The Last Stand: The War Between Wall Street and Main Street Over California's Ancient Redwoods by David Harris, Random House, 373 pages, $25.





The News & Observer

March 3, 1996


Corporate raiders ax ancient redwoods


By Phillip Manning

What happens when a laid-back California business engaged in sustained-yield logging is taken over by a corporate raider financed by Michael Milken's junk bonds? Old-growth redwood forests get axed to pay off the bonds; a car bomb injures two Earth First! environmentalists who are trying to save the redwoods; and the raider's savings-and-loan (which buys lots of Milken's junk bonds as a quid pro quo for financing the takeover) goes broke when junk bonds collapse. Who pays for all this? You and I. We lose the redwoods, which will take centuries to replace, and, as tax payers, have to shell out $1.3 billion to bail out the defunct savings and loan.
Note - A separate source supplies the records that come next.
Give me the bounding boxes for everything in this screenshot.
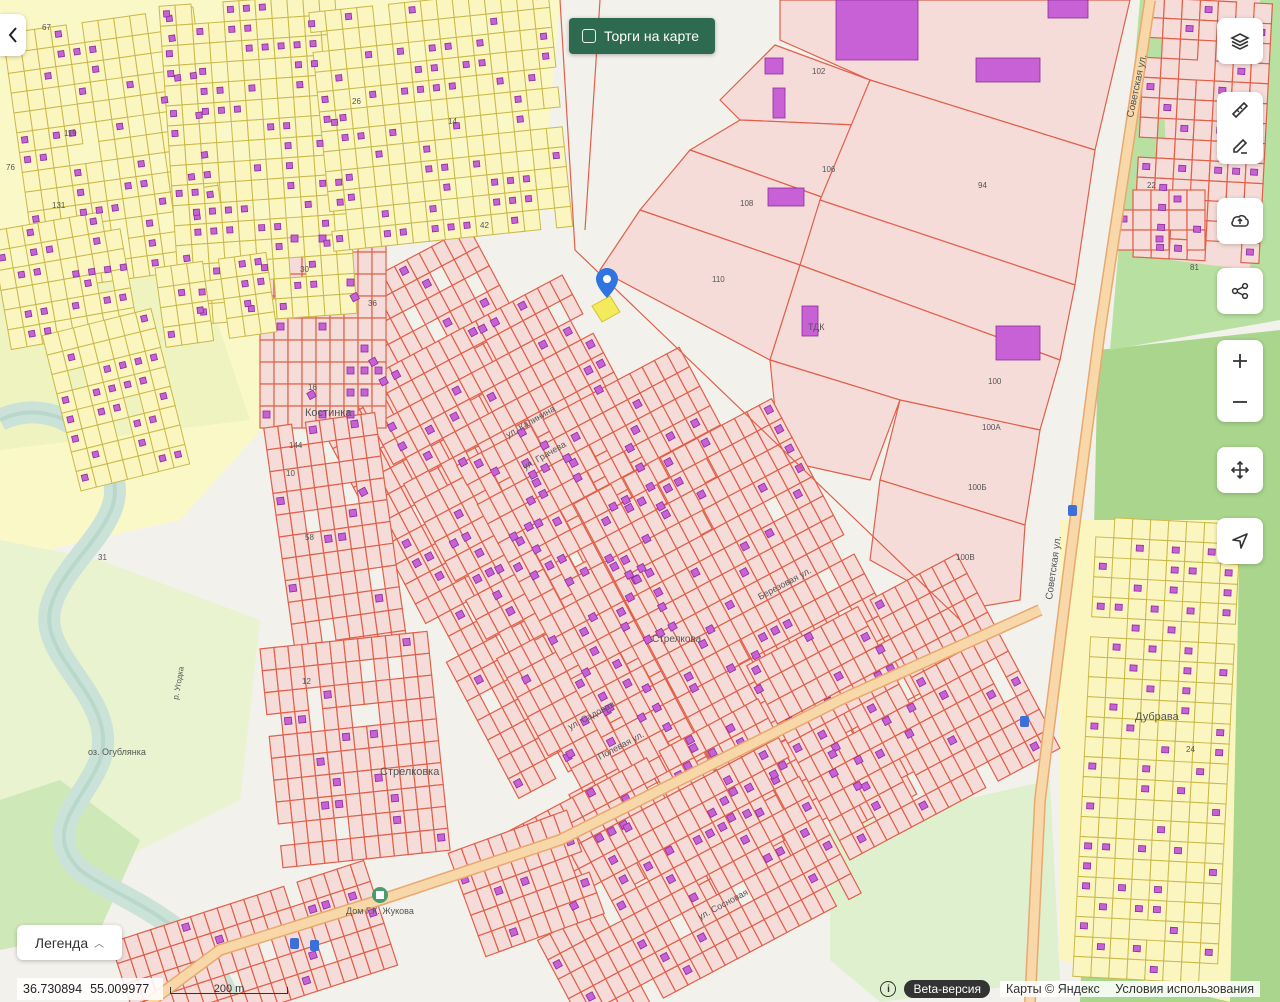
auctions-toggle-label: Торги на карте xyxy=(604,28,699,44)
info-icon[interactable]: i xyxy=(880,981,897,997)
upload-control xyxy=(1217,198,1263,244)
pan-control xyxy=(1217,447,1263,493)
plot-number: 30 xyxy=(300,265,309,274)
upload-icon xyxy=(1231,214,1249,227)
place-label: ТДК xyxy=(808,322,825,332)
plot-number: 26 xyxy=(352,97,361,106)
cadastral-map[interactable]: Костинка Стрелковка Дубрава Стрелкова Со… xyxy=(0,0,1280,1002)
plot-number: 108 xyxy=(740,199,754,208)
measure-tools xyxy=(1217,92,1263,164)
plot-number: 100Б xyxy=(968,483,987,492)
place-label: оз. Огублянка xyxy=(88,747,146,757)
zoom-out-button[interactable] xyxy=(1217,382,1263,422)
settlement-label: Стрелкова xyxy=(652,634,702,645)
locate-icon xyxy=(1232,533,1248,549)
plot-number: 67 xyxy=(42,23,51,32)
plot-number: 10 xyxy=(286,469,295,478)
back-button[interactable] xyxy=(0,14,26,56)
chevron-left-icon xyxy=(8,27,17,43)
plot-number: 119 xyxy=(64,129,77,138)
share-icon xyxy=(1231,282,1249,300)
share-button[interactable] xyxy=(1217,268,1263,314)
plot-number: 36 xyxy=(368,299,377,308)
pan-button[interactable] xyxy=(1217,447,1263,493)
plot-number: 58 xyxy=(305,533,314,542)
layers-button[interactable] xyxy=(1217,18,1263,64)
zoom-in-icon xyxy=(1233,354,1247,368)
latitude: 55.009977 xyxy=(90,982,150,996)
settlement-label: Дубрава xyxy=(1135,711,1180,723)
plot-number: 100А xyxy=(982,423,1001,432)
plot-number: 31 xyxy=(98,553,107,562)
plot-number: 14 xyxy=(448,117,457,126)
legend-button[interactable]: Легенда ︿ xyxy=(17,925,122,960)
plot-number: 16 xyxy=(308,383,317,392)
museum-icon xyxy=(372,887,388,903)
coordinates-readout: 36.730894 55.009977 xyxy=(17,978,164,1000)
layers-icon xyxy=(1230,33,1250,50)
locate-button[interactable] xyxy=(1217,518,1263,564)
zoom-in-button[interactable] xyxy=(1217,340,1263,382)
plot-number: 106 xyxy=(822,165,836,174)
place-label: Дом Г.К. Жукова xyxy=(346,906,414,916)
edit-button[interactable] xyxy=(1217,128,1263,164)
share-control xyxy=(1217,268,1263,314)
auctions-toggle-button[interactable]: Торги на карте xyxy=(569,18,715,54)
plot-number: 144 xyxy=(289,441,303,450)
plot-number: 110 xyxy=(712,275,725,284)
scale-bar: 200 m xyxy=(170,983,288,996)
attribution-bar: i Beta-версия Карты © Яндекс Условия исп… xyxy=(880,979,1260,999)
plot-number: 81 xyxy=(1190,263,1199,272)
layers-control[interactable] xyxy=(1217,18,1263,64)
longitude: 36.730894 xyxy=(23,982,83,996)
plot-number: 24 xyxy=(1186,745,1195,754)
plot-number: 12 xyxy=(302,677,311,686)
ruler-button[interactable] xyxy=(1217,92,1263,128)
upload-button[interactable] xyxy=(1217,198,1263,244)
plot-number: 102 xyxy=(812,67,826,76)
plot-number: 76 xyxy=(6,163,15,172)
edit-icon xyxy=(1233,138,1248,154)
settlement-label: Стрелковка xyxy=(380,766,440,778)
settlement-label: Костинка xyxy=(305,407,352,419)
chevron-up-icon: ︿ xyxy=(94,939,105,950)
plot-number: 42 xyxy=(480,221,489,230)
plot-number: 94 xyxy=(978,181,987,190)
pan-icon xyxy=(1230,460,1250,480)
zoom-control xyxy=(1217,340,1263,422)
plot-number: 100В xyxy=(956,553,975,562)
ruler-icon xyxy=(1231,101,1249,119)
plot-number: 131 xyxy=(52,201,66,210)
zoom-out-icon xyxy=(1233,401,1247,403)
legend-label: Легенда xyxy=(34,934,89,951)
attribution-text[interactable]: Карты © Яндекс xyxy=(1006,982,1100,996)
checkbox-icon[interactable] xyxy=(582,29,596,43)
plot-number: 100 xyxy=(988,377,1002,386)
beta-badge: Beta-версия xyxy=(904,980,990,998)
terms-link[interactable]: Условия использования xyxy=(1115,982,1254,996)
locate-control xyxy=(1217,518,1263,564)
plot-number: 22 xyxy=(1147,181,1156,190)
In "The Last Stand," David Harris tells a tale of capitalism gone berserk. It begins in 1985, when Charles Hurwitz, chairman of the Maxxam Group, begins accumulating shares in Pacific Lumber, which owns 183,000 acres of redwood forests. Because the company only cuts as much timber as it grows, its stock is undervalued and easy pickings for the raider.

With the help of Ivan Boesky and Boyd Jeffries (both of whom later served time for securities law violations, as did Milken), Hurwitz easily outmaneuvers the company's president. When the takeover is complete, Pacific Lumber is left with debts of $795 million. To pay them off, the company doubles its cut by logging the largest virgin redwood forest in private hands. Hurwitz's only opposition is a dogged lawyer and a ragged group of environmentalists.

The ending is not happy. No one is ever prosecuted for the car bombing, and though the courts have temporarily barred logging in one spectacular grove of ancient trees, the redwoods continue to fall.